[Participant Name]

EX-10.5 6 jcp-05022015x10qexhibit105.htm EXHIBIT 10.5 JCP-05.02.2015-10Q Exhibit 10.5

Exhibit 10.5
Notice of Stock Option Grant
[Participant Name]
Employee ID 

Date of Grant
[Grant Date]
Option Grant Price Per Share
[Grant Price]
Number of NSO Shares Granted
[Shares Granted]

This Notice of Non-Qualified Stock Option ("NSO") gives you the right to purchase the total number of shares of Common Stock of 50 par value ("Common Stock") of J. C. Penney Company, Inc. ("Company") at the Option Grant Price Per Share as shown above. This grant is subject to all the terms, rules, and conditions of the 2014 J. C. Penney Company, Inc. Long-Term Incentive Plan (“Plan”) and the implementing resolutions (“Resolutions”) approved by the Human Resources and Compensation Committee (“Committee”) of the Company’s Board of Directors (“Board”). Capitalized terms not otherwise defined herein shall have the respective meanings assigned to them in the Plan and the Resolutions.

Vesting Terms
This NSO will generally become exercisable (“Vest”) in [VESTING TIME PERIOD] (the “Vest date”), above. You must remain continuously employed by the Company through each respective Vest date (unless your Employment terminates due to your Retirement, Disability, death, job restructuring, reduction in force, or unit closing) to Vest in your NSO; otherwise the NSOs granted will be forfeited.

Employment Termination

If your Employment terminates due to Retirement, Disability, death, job restructuring, reduction in force, or unit closing before any applicable Vest date of your NSO, your NSO will vest on a pro-rata basis. The pro-rata portion of your NSO that will vest will be determined by multiplying the “Number of NSO Shares Granted” from above by a fraction, the numerator of which is the number of months from the Grant Date to the effective date of your termination of Employment, inclusive, and the denominator of which is [VESTING MONTHS]. The number of NSOs that have already vested according to the terms herein, if any, will be subtracted from the prorated amount and the remaining prorated NSOs will become immediately exercisable. Any NSOs which have not already vested or for which vesting is not accelerated will expire on such employment termination.

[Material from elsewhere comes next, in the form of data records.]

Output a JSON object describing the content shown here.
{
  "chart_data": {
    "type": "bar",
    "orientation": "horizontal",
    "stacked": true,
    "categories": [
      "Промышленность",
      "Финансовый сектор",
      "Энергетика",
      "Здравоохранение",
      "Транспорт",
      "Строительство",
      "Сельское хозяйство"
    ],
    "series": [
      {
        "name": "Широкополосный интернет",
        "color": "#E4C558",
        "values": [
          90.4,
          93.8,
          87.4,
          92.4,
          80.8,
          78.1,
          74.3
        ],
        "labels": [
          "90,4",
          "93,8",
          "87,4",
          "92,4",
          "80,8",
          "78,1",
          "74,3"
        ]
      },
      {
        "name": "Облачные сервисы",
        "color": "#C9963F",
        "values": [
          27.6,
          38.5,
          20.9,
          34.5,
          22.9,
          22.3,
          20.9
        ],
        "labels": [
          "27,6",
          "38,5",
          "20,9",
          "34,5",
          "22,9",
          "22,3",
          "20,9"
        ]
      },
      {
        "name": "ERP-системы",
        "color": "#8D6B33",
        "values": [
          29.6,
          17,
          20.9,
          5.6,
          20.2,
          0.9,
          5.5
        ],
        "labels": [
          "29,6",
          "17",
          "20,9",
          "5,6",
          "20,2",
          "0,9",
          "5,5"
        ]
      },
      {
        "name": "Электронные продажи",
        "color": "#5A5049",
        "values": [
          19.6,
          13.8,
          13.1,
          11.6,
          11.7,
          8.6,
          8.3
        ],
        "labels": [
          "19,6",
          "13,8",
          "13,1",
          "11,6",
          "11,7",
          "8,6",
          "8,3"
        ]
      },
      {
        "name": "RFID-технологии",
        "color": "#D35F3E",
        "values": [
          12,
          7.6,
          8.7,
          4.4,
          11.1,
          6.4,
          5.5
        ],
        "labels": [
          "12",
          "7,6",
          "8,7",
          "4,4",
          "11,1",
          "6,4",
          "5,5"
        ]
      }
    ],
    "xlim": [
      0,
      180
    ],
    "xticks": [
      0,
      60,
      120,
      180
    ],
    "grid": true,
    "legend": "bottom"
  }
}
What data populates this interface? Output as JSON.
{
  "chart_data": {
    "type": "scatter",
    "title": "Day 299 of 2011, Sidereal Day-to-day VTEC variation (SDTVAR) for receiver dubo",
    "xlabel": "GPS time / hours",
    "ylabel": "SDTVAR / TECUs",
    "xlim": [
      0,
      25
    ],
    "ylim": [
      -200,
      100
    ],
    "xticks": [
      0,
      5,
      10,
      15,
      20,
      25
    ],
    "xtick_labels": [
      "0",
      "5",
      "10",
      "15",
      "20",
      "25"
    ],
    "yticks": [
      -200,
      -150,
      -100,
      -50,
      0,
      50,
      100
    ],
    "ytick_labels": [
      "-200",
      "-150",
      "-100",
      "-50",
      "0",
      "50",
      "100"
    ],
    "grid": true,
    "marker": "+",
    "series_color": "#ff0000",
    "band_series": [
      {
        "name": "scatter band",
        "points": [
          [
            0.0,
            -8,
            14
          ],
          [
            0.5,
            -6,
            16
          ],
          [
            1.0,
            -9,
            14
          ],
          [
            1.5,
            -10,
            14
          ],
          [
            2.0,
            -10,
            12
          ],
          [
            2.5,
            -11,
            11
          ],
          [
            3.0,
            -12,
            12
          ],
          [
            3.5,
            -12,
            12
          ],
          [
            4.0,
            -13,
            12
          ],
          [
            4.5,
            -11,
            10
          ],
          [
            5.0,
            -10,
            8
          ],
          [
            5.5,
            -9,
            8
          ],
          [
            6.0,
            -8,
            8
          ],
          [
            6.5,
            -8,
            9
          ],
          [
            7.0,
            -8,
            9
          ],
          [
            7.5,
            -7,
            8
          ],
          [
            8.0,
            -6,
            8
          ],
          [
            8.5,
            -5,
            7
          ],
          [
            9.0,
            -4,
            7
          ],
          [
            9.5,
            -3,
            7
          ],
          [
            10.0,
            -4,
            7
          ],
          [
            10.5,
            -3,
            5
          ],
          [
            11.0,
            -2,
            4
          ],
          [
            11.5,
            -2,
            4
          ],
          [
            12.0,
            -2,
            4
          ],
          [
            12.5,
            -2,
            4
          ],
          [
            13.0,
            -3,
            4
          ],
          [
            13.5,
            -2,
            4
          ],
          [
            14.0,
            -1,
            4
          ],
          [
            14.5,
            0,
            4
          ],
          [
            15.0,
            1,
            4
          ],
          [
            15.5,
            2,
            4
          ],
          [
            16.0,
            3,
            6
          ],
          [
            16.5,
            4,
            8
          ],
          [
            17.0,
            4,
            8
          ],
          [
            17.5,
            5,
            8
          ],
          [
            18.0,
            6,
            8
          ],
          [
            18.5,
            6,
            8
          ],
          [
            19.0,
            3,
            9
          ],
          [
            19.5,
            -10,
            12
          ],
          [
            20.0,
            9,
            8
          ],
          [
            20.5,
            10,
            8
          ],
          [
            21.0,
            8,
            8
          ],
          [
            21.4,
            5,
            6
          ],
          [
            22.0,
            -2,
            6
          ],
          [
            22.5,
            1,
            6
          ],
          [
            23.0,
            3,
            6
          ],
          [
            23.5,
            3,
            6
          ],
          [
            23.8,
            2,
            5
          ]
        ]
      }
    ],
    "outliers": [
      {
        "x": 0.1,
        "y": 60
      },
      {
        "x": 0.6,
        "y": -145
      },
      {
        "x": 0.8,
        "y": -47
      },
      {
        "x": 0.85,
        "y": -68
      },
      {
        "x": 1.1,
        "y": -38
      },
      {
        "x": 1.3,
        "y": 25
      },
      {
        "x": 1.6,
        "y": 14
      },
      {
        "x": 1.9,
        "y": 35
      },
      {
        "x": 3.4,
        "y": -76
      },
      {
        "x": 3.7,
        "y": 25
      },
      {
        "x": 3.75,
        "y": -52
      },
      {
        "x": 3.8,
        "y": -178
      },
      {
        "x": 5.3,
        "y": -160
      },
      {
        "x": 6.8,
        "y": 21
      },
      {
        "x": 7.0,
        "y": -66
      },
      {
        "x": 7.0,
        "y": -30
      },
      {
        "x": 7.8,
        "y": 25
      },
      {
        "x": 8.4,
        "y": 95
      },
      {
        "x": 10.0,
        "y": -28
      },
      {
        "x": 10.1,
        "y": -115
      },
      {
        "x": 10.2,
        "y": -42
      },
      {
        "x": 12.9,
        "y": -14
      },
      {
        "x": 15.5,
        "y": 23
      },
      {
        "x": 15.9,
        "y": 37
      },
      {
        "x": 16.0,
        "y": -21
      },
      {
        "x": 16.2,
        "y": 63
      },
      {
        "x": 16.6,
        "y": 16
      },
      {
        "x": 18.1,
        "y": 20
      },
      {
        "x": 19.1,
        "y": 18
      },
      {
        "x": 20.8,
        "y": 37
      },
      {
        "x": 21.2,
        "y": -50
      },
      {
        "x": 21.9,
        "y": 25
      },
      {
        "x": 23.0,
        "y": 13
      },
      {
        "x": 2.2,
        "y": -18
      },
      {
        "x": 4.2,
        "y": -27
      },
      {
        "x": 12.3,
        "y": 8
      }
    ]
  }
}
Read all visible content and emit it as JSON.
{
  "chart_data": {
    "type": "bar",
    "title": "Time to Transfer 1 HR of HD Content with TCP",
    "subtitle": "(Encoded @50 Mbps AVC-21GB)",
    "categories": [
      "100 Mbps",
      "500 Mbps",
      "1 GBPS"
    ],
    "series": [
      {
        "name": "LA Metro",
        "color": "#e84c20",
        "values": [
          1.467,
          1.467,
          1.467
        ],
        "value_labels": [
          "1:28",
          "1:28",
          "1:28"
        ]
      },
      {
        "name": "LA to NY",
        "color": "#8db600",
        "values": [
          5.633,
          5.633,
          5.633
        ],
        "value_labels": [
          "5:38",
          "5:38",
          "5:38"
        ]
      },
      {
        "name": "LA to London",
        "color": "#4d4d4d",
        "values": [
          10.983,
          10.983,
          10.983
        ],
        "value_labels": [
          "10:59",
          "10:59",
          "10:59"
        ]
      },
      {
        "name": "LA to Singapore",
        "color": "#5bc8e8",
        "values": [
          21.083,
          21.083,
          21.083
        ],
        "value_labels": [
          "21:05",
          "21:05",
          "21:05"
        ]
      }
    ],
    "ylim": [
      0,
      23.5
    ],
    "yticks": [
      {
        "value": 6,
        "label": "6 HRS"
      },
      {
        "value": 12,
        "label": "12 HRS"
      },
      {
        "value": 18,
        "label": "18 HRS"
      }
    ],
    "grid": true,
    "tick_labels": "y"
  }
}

Notwithstanding the foregoing, if you are party to a termination agreement, and your Employment is terminated due to an involuntary termination of Employment without Cause under, and as defined in that termination agreement, then the number of NSOs that will become exercisable will be determined according to the terms of the underlying termination agreement subject to (a) the execution and delivery of a release in such form as may be required by the Company and (b) the expiration of the applicable revocation period for such release.

If you voluntarily terminate your Employment or your Employment is terminated for Cause then all unvested and unexercised NSOs will expire as of the date of your Employment termination.
Please see the Plan for all terms, rules, and conditions, including the post-termination of Employment exercise period applicable to this NSO.
As provided in Section 12.19 of the Plan this Award is subject to any compensation recoupment policy adopted by the Board or the Committee prior to or after the effective date of the Plan, and as such policy may be amended from time to time after its adoption.

This stock option grant does not constitute an employment contract. It does not guarantee employment for the length of the vesting period or for any portion thereof.